Last week there was surprising
news from the tech company running the foremost social media network of the
world. Facebook Inc., which runs Facebook along with Messenger, Instagram, WhatsApp,
Oculus and more, was changing its name. The idea of doing so, according to FB
CEO Mark Zuckerberg, was to shift the public focus of the company from social
media to its new direction, to pioneer in the development of a new online
internet environment. While the same social media community FB reigns over made
some hilariously pointed suggestions, the fact that Facebook Inc. is promoting
its work on the “meta-verse” meant only one possible name-change.
The Verge tells us that as of this past Thursday, October 28,
Facebook Inc. is now going by the name of Meta Platforms Inc., or just Meta for
short.

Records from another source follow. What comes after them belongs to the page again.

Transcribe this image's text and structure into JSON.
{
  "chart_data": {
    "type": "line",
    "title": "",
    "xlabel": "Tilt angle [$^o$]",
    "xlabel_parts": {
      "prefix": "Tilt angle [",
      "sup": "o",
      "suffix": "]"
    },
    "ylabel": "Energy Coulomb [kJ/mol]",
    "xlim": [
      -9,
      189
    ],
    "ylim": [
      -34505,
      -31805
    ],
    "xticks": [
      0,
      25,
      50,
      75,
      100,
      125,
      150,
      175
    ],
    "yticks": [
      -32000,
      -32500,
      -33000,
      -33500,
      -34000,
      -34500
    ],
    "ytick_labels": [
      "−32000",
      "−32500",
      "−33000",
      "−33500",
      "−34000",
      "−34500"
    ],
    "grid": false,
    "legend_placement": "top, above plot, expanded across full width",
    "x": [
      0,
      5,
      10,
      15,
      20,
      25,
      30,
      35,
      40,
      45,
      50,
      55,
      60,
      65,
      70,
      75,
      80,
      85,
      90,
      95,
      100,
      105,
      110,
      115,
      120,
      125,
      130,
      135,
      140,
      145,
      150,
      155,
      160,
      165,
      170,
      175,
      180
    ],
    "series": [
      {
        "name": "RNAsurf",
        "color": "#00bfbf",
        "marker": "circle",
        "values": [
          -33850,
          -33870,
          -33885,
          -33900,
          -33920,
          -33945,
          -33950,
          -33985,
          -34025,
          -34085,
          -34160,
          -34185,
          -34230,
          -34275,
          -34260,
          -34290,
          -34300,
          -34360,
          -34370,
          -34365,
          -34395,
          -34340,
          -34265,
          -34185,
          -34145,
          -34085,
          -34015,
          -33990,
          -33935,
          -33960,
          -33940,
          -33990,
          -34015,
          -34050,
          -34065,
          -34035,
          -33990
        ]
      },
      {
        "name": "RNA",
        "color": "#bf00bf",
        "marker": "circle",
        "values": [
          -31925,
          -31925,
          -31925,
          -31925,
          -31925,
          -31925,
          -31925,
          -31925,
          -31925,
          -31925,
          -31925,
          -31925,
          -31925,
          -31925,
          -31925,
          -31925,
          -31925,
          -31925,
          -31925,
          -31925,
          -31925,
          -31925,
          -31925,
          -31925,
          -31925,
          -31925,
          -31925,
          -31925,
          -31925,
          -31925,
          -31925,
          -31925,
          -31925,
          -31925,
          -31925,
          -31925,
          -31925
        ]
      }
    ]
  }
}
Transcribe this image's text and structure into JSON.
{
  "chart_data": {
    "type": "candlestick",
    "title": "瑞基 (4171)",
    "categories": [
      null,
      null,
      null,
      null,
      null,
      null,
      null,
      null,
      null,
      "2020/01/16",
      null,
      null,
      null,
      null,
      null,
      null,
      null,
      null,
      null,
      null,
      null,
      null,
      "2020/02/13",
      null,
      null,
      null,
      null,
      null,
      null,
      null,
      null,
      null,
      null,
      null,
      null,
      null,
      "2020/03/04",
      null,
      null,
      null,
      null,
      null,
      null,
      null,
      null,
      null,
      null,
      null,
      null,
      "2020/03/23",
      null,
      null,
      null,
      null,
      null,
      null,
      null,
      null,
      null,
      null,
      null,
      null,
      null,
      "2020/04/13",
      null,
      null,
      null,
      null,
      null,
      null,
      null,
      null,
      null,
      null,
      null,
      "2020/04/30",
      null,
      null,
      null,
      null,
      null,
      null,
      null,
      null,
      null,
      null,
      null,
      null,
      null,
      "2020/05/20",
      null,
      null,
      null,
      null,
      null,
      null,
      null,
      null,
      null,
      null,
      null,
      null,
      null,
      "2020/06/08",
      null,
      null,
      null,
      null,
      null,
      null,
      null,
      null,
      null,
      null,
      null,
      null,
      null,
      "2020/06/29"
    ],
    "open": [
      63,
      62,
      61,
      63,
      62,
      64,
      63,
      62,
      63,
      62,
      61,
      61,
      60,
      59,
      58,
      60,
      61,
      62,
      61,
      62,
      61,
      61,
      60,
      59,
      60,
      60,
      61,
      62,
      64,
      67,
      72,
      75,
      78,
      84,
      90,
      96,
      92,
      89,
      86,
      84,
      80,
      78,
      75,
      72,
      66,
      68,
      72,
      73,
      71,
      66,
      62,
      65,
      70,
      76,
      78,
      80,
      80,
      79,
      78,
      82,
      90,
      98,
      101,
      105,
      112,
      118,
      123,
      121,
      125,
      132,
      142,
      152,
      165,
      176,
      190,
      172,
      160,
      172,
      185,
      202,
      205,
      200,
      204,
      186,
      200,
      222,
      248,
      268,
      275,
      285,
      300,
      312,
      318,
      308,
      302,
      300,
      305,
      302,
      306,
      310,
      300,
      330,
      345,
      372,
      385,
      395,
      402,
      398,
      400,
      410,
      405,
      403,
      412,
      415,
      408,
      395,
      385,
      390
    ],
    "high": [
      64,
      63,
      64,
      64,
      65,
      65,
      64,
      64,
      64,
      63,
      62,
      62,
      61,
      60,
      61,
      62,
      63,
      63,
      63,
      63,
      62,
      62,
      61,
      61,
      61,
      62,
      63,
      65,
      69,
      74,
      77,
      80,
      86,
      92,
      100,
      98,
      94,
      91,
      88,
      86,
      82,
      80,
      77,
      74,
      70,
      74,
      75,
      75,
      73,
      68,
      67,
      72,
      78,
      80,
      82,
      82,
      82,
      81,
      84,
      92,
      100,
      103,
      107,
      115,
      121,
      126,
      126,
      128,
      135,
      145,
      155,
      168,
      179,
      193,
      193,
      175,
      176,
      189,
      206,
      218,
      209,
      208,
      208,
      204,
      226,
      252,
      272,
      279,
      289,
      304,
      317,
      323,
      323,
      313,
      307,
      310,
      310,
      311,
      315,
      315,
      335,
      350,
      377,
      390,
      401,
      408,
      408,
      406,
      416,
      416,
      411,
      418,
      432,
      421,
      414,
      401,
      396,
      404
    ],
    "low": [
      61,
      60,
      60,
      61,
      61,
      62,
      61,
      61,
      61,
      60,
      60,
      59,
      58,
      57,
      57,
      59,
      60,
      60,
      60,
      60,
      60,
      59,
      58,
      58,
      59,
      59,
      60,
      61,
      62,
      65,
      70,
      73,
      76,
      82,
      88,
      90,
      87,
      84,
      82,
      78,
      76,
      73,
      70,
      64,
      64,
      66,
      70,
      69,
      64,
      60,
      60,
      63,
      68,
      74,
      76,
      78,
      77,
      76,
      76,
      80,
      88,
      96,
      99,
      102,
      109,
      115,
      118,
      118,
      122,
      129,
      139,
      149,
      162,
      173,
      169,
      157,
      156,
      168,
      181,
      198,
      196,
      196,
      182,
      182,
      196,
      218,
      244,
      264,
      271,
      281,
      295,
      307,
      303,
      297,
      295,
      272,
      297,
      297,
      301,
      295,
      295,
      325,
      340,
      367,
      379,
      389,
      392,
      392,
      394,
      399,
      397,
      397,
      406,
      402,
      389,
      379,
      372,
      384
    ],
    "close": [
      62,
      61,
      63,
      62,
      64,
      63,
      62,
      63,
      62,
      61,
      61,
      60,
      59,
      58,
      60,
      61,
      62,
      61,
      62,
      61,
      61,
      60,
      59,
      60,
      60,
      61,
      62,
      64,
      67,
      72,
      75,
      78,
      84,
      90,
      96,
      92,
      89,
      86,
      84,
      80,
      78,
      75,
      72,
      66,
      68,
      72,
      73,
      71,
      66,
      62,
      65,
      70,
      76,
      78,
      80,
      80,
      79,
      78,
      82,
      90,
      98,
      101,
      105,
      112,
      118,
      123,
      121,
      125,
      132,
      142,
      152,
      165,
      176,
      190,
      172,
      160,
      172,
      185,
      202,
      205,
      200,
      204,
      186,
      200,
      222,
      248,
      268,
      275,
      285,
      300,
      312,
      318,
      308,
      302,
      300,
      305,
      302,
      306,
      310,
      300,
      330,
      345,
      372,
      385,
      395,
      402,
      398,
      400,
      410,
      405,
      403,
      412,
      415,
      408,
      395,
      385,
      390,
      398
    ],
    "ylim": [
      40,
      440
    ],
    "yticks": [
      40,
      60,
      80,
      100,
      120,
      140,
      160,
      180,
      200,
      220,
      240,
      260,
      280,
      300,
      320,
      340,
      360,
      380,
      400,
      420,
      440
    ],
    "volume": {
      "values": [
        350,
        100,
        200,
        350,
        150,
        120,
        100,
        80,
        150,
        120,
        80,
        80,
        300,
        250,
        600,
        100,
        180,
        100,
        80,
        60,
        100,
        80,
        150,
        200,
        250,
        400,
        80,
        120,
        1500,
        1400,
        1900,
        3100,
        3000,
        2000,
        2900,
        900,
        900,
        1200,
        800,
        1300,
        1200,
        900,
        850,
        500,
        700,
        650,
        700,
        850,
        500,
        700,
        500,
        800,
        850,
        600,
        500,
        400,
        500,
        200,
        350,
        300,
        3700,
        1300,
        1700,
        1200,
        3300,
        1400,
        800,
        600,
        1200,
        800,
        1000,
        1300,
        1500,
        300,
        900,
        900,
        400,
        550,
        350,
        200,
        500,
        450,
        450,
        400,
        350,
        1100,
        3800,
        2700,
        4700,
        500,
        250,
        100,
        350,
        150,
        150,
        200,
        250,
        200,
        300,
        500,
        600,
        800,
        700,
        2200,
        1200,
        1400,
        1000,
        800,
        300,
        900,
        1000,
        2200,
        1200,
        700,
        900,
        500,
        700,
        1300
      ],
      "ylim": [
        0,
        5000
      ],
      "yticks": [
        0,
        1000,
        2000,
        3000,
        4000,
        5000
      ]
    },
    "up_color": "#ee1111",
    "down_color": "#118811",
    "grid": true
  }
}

Meta is now the umbrella under which the social media website/app
services of Facebook, Instagram et cetera are now grouped under, along with
other divisions busy embodying the multinational tech giant’s new development
focus. As Mark Zuckerberg puts it in his announcement, the now-Meta is pushing
forward with new connective online technology, part of the groundwork needed to
get the proposed meta-verse experience off the ground.
“We are a company that builds
technology to connect,” says Zuckerberg. “Together, we can finally put people
at the center of our technology. And together, we can unlock a massively bigger
creator economy.” The discarding of Facebook as the entire company’s name
(relegating it solely to the social network) indicates that Meta has grown more
and beyond mere social media, and that hopefully people will see them more as a
“meta-verse” company, one of many moving to evolve the internet from mere
computer displays to augmented reality and virtual spacing. No massive
reorganization of the company follows the name-change, beyond Oculus rebranding
as Meta Quest.
The adoption of a new name for Facebook
Inc. might cynically also be seen as an attempt to navigate a series of
controversies leveled against the company. Scrutiny will continue to fall on
Facebook, but only as the network of the same name and not of Meta Inc., its
parent company. Comparisons have also been made to Google, which in 2015
rebranded and made the search engine division just one arm of a larger parent
company called Alphabet. The Meta refresh might also alleviate demographic
changes in the FB user base, considering there are even fewer teens and young
adults still using the networking platform.